The perennial questions around performance appraisals are how often they should happen, how people should be rated and whether they should be linked to reward. Common sense says that looking at a person’s performance once a year is unsatisfactory for the participants and the company. The business world changes – as we’ve seen with the swift onset of recession – so an organisation’s direction changes, to say nothing of an individual’s role and development needs.

Paul Daley argues that an appraisal should look at the future potential of an individual as part of a continuing review. “The measurement of performance should be an ongoing element of a manager’s role.”

Lloydspharmacy encourages staff to do a self-appraisal once a year. “But this is just a formal recording of conversations with their line manager which are going on throughout the year,” says Niki Coppard, director of HR operations.

To rate or not to rate? Lloydspharmacy has trialled both options. “People struggled with having no ratings,” says Coppard, “so we moved away from scoring numbers to a ranking based on expectations. Where scoring is related to pay levels, the manager may inflate the ranking to ensure a staff member’s pay increase. In a certain organisation 96 per cent of all employees were rated ‘one’. To avoid this situation another organisation marked down performance-related pay levels because they discovered that most managers scored people higher than their performance merited.”

The rating system reaches its extreme in the ‘rank and yank’ strategy, reportedly practised by around 20 per cent of US companies.

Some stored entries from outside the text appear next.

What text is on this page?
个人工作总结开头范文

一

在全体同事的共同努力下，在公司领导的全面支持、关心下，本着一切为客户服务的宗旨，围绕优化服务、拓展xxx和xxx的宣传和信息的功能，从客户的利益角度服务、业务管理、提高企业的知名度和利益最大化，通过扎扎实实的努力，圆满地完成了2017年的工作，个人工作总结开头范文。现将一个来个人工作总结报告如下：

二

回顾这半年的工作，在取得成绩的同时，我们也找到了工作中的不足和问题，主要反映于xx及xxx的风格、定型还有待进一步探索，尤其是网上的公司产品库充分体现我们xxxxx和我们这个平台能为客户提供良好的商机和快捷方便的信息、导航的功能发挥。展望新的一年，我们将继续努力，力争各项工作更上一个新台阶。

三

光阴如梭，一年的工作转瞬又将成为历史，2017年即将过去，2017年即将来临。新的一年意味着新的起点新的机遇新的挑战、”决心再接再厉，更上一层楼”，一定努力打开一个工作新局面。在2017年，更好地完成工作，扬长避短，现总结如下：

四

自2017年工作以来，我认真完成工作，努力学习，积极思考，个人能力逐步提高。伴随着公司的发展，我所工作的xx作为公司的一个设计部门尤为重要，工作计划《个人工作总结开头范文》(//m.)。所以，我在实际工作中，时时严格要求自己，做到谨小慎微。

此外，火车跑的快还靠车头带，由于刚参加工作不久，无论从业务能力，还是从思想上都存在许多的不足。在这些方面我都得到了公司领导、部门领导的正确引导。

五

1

Sun Microsystems ranks its 43,000 employees into three groups – superior, standard and underperformers – the bottom 10 per cent provided with one-to-one coaching. CEO Scott McNealy said they must be ‘loved to death’ – though if they fail to improve they are offered a ‘prompt exit’ package. But everything is comparative, and there will always be someone in the lower performing category. Those rated as poor performers in a highly productive department may contribute more than those ‘good performers’ in other departments.

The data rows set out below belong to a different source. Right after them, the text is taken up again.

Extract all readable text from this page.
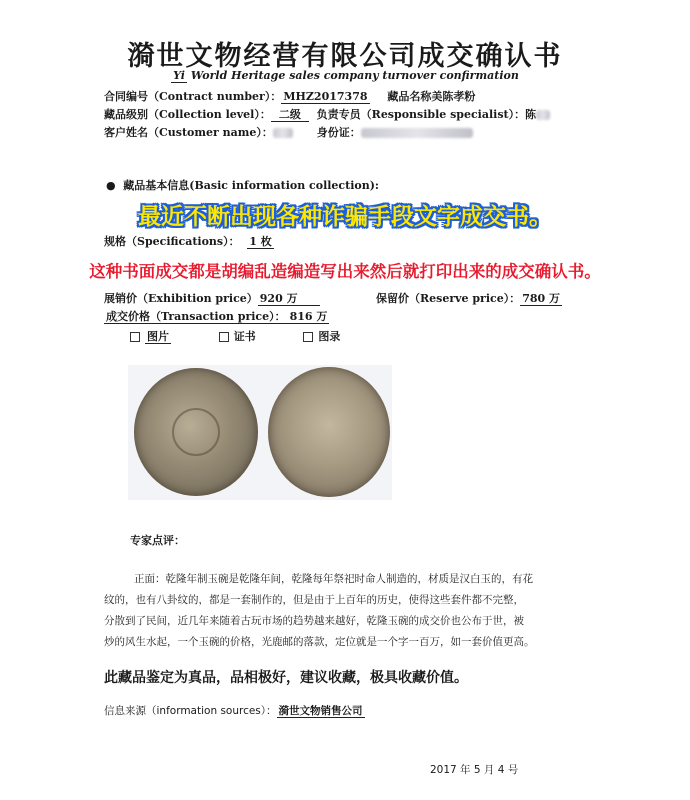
漪世文物经营有限公司成交确认书
Yi World Heritage sales company turnover confirmation
合同编号（Contract number）： MHZ2017378 藏品名称美陈孝粉
藏品级别（Collection level）： 二级 负责专员（Responsible specialist）：陈
客户姓名（Customer name）：	身份证：
● 藏品基本信息(Basic information collection):
最近不断出现各种诈骗手段文字成交书。
规格（Specifications）： 1 枚
这种书面成交都是胡编乱造编造写出来然后就打印出来的成交确认书。
展销价（Exhibition price） 920 万	保留价（Reserve price）： 780 万
成交价格（Transaction price）： 816 万
图片	证书	图录
专家点评：
正面：乾隆年制玉碗是乾隆年间，乾隆每年祭祀时命人制造的，材质是汉白玉的，有花
纹的，也有八卦纹的，都是一套制作的，但是由于上百年的历史，使得这些套件都不完整，
分散到了民间，近几年来随着古玩市场的趋势越来越好，乾隆玉碗的成交价也公布于世，被
炒的风生水起，一个玉碗的价格，光鹿邮的落款，定位就是一个字一百万，如一套价值更高。
此藏品鉴定为真品，品相极好，建议收藏，极具收藏价值。
信息来源（information sources）： 漪世文物销售公司
2017 年 5 月 4 号
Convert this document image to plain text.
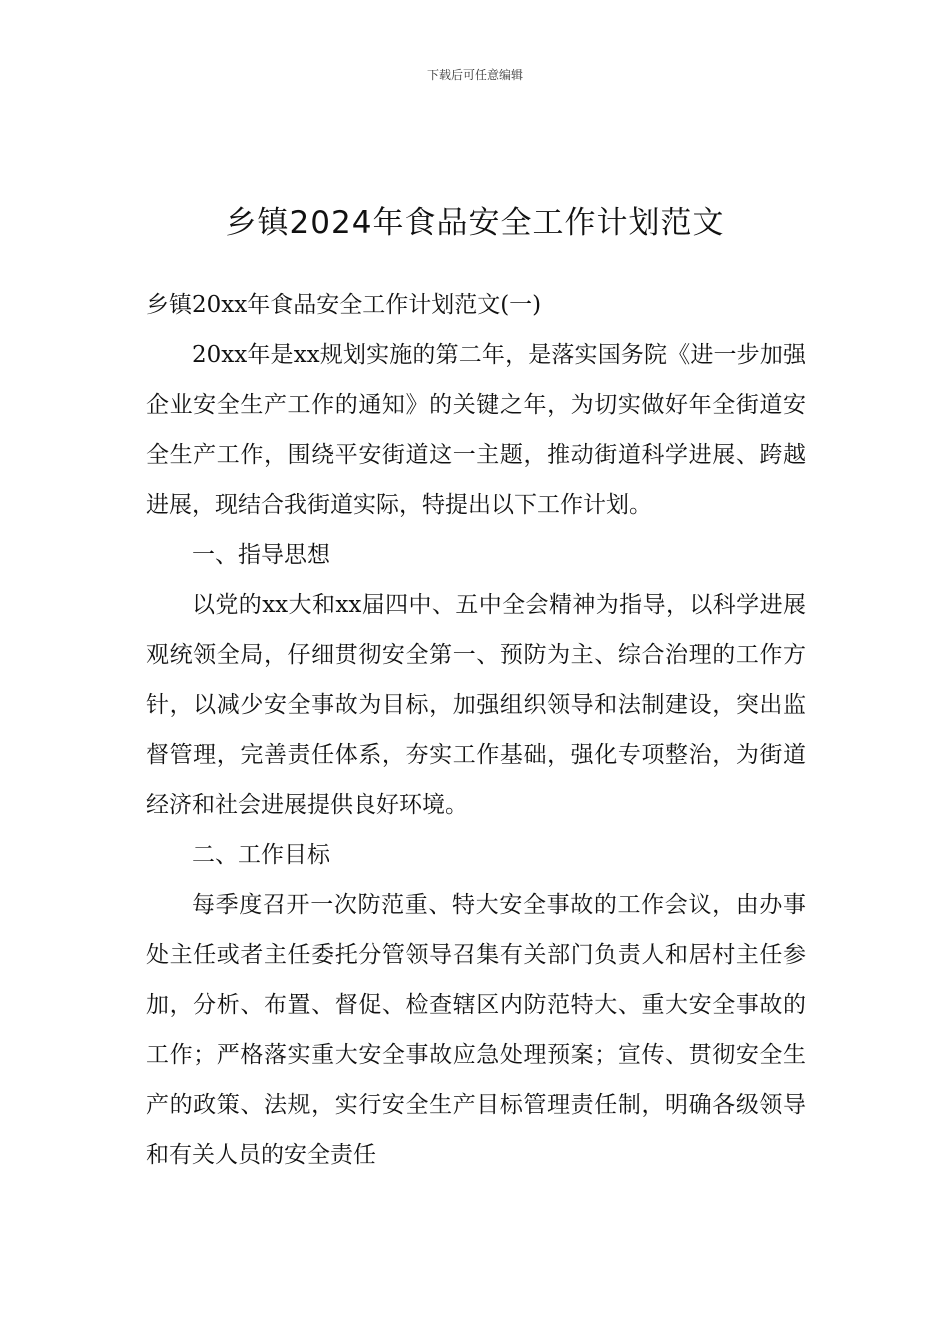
下载后可任意编辑
乡镇2024年食品安全工作计划范文

乡镇20xx年食品安全工作计划范文(一)

20xx年是xx规划实施的第二年，是落实国务院《进一步加强企业安全生产工作的通知》的关键之年，为切实做好年全街道安全生产工作，围绕平安街道这一主题，推动街道科学进展、跨越进展，现结合我街道实际，特提出以下工作计划。

一、指导思想

以党的xx大和xx届四中、五中全会精神为指导，以科学进展观统领全局，仔细贯彻安全第一、预防为主、综合治理的工作方针，以减少安全事故为目标，加强组织领导和法制建设，突出监督管理，完善责任体系，夯实工作基础，强化专项整治，为街道经济和社会进展提供良好环境。

二、工作目标

每季度召开一次防范重、特大安全事故的工作会议，由办事处主任或者主任委托分管领导召集有关部门负责人和居村主任参加，分析、布置、督促、检查辖区内防范特大、重大安全事故的工作；严格落实重大安全事故应急处理预案；宣传、贯彻安全生产的政策、法规，实行安全生产目标管理责任制，明确各级领导和有关人员的安全责任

Should appraisal be linked to reward? That brings us back to the women in the City paid substantially less than their male counterparts. Mary Mercer, principal consultant at IES (The Institute for Employment Studies) points out the dangers in assessing performance. “Our research shows that black minorities and senior women have lower scores in performance, which suggests that managers are not assessing them on objective criteria. People –” Does she mean men, perhaps? “– make assumptions about women’s reliability and flexibility because they tend to carry the main family responsibilities. The new Equality Bill will have a big impact in this area.”

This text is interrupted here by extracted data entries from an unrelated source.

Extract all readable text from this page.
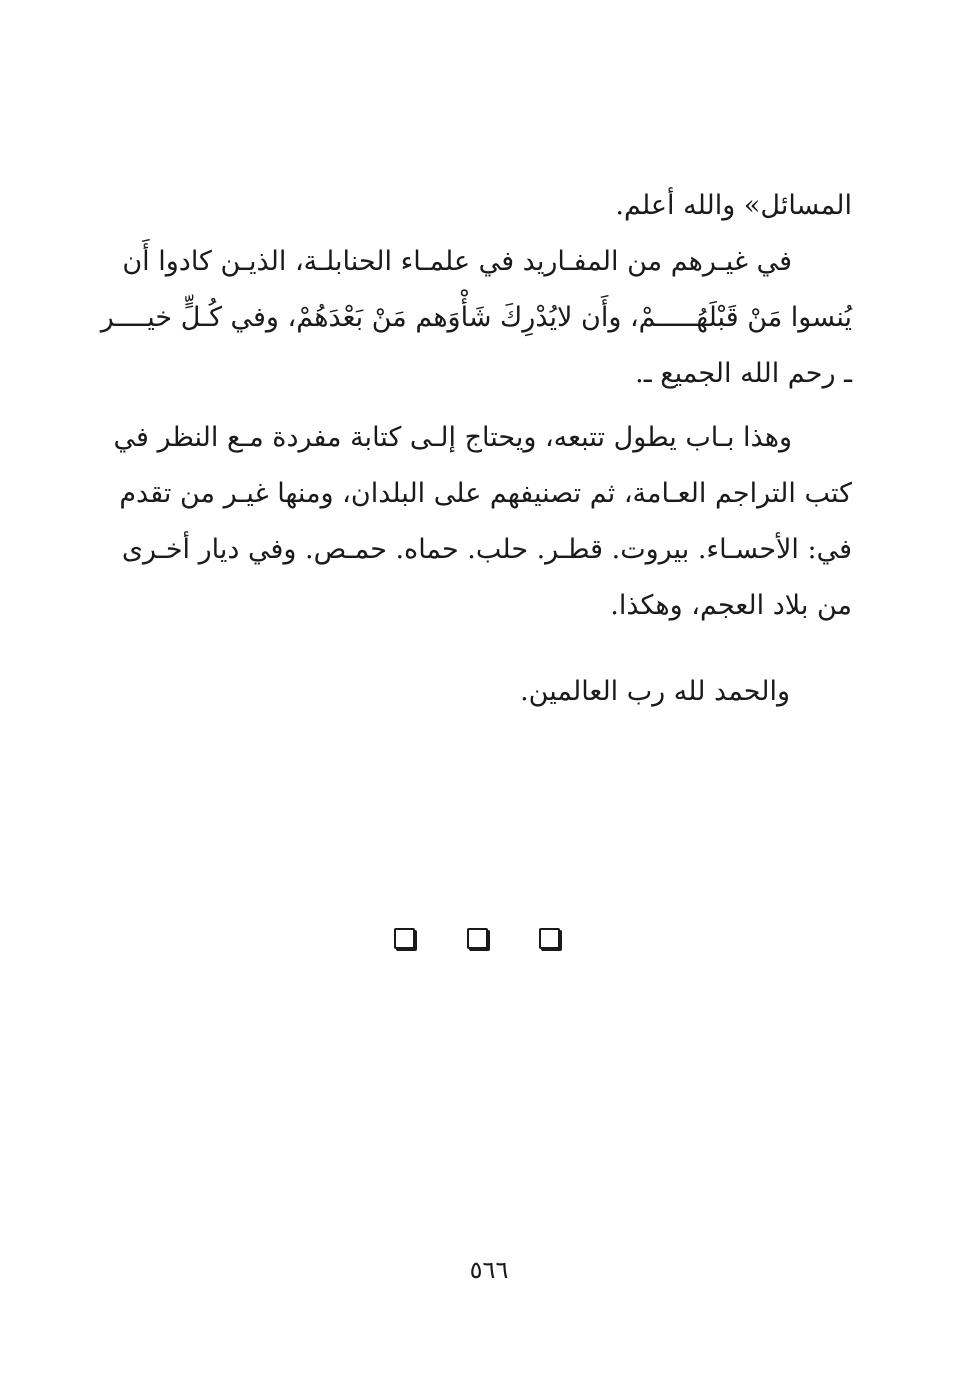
المسائل» والله أعلم.
في غيـرهم من المفـاريد في علمـاء الحنابلـة، الذيـن كادوا أَن
يُنسوا مَنْ قَبْلَهُـــــمْ، وأَن لايُدْرِكَ شَأْوَهم مَنْ بَعْدَهُمْ، وفي كُـلٍّ خيــــر
ـ رحم الله الجميع ـ.
وهذا بـاب يطول تتبعه، ويحتاج إلـى كتابة مفردة مـع النظر في
كتب التراجم العـامة، ثم تصنيفهم على البلدان، ومنها غيـر من تقدم
في: الأحسـاء. بيروت. قطـر. حلب. حماه. حمـص. وفي ديار أخـرى
من بلاد العجم، وهكذا.
والحمد لله رب العالمين.
٥٦٦
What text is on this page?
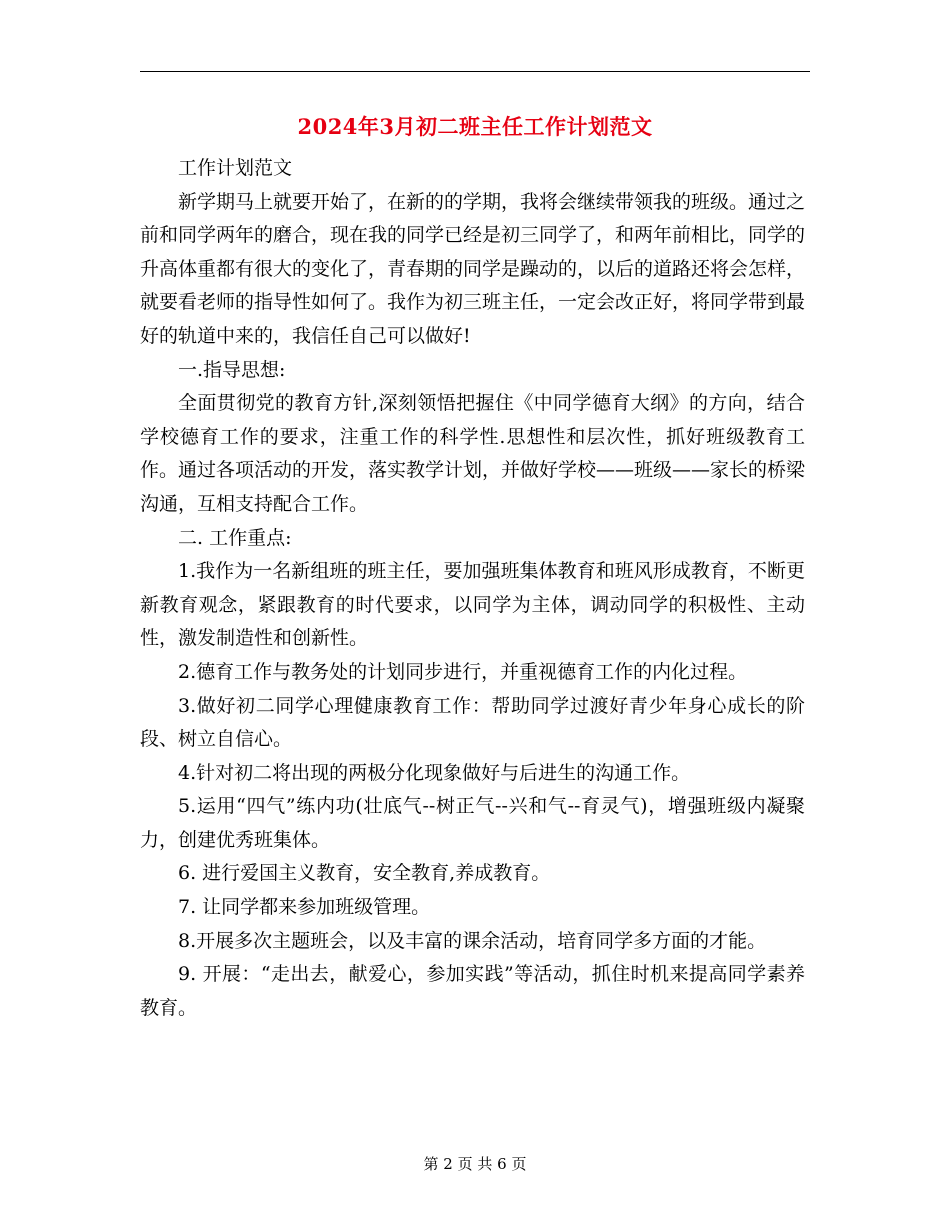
2024年3月初二班主任工作计划范文

工作计划范文

新学期马上就要开始了，在新的的学期，我将会继续带领我的班级。通过之前和同学两年的磨合，现在我的同学已经是初三同学了，和两年前相比，同学的升高体重都有很大的变化了，青春期的同学是躁动的，以后的道路还将会怎样，就要看老师的指导性如何了。我作为初三班主任，一定会改正好，将同学带到最好的轨道中来的，我信任自己可以做好!

一.指导思想:

全面贯彻党的教育方针,深刻领悟把握住《中同学德育大纲》的方向，结合学校德育工作的要求，注重工作的科学性.思想性和层次性，抓好班级教育工作。通过各项活动的开发，落实教学计划，并做好学校——班级——家长的桥梁沟通，互相支持配合工作。

二. 工作重点:

1.我作为一名新组班的班主任，要加强班集体教育和班风形成教育，不断更新教育观念，紧跟教育的时代要求，以同学为主体，调动同学的积极性、主动性，激发制造性和创新性。

2.德育工作与教务处的计划同步进行，并重视德育工作的内化过程。

3.做好初二同学心理健康教育工作：帮助同学过渡好青少年身心成长的阶段、树立自信心。

4.针对初二将出现的两极分化现象做好与后进生的沟通工作。

5.运用“四气”练内功(壮底气--树正气--兴和气--育灵气)，增强班级内凝聚力，创建优秀班集体。

6. 进行爱国主义教育，安全教育,养成教育。

7. 让同学都来参加班级管理。

8.开展多次主题班会，以及丰富的课余活动，培育同学多方面的才能。

9. 开展：“走出去，献爱心，参加实践”等活动，抓住时机来提高同学素养教育。

第 2 页 共 6 页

Kerkel is frank about his company’s approach to the link. “We used to separate the date of the annual appraisal from the merit increase because we genuinely didn’t want it to be a hang-up in the appraisal conversation. But people thought it was just a cheap trick, so now appraisal and performance improvement all contribute to the merit increase.”

In the financial sector performance-related pay reigns supreme, but the link between performance and reward can also lead to disaster. In the months leading up to the collapse of the Enron Corporation in 2001 commentators were holding it up as an example of the system. At the time, an article in Timemagazine described Enron as ‘a hotbed of achievers’ – and we all know what happened to them.

Leyshon is a keen supporter of linking performance to financial reward. “I’ve always worked to the adage that what gets rewarded gets done. It’s lovely to think that people aren’t in it just for the money but the reality is that most high performance is achieved because there are key incentives.”

Coppard agrees that people should be rewarded for their achievements rather than input. “The appraisal process helps to formally record what achievements you’ve made and the value you’ve added to the business. It’s very motivating for individuals to know where they stand in relation to their own responsibilities and how they are perceived by the organisation. Appraisal is an incredibly powerful process when used as a robust two-way conversation.”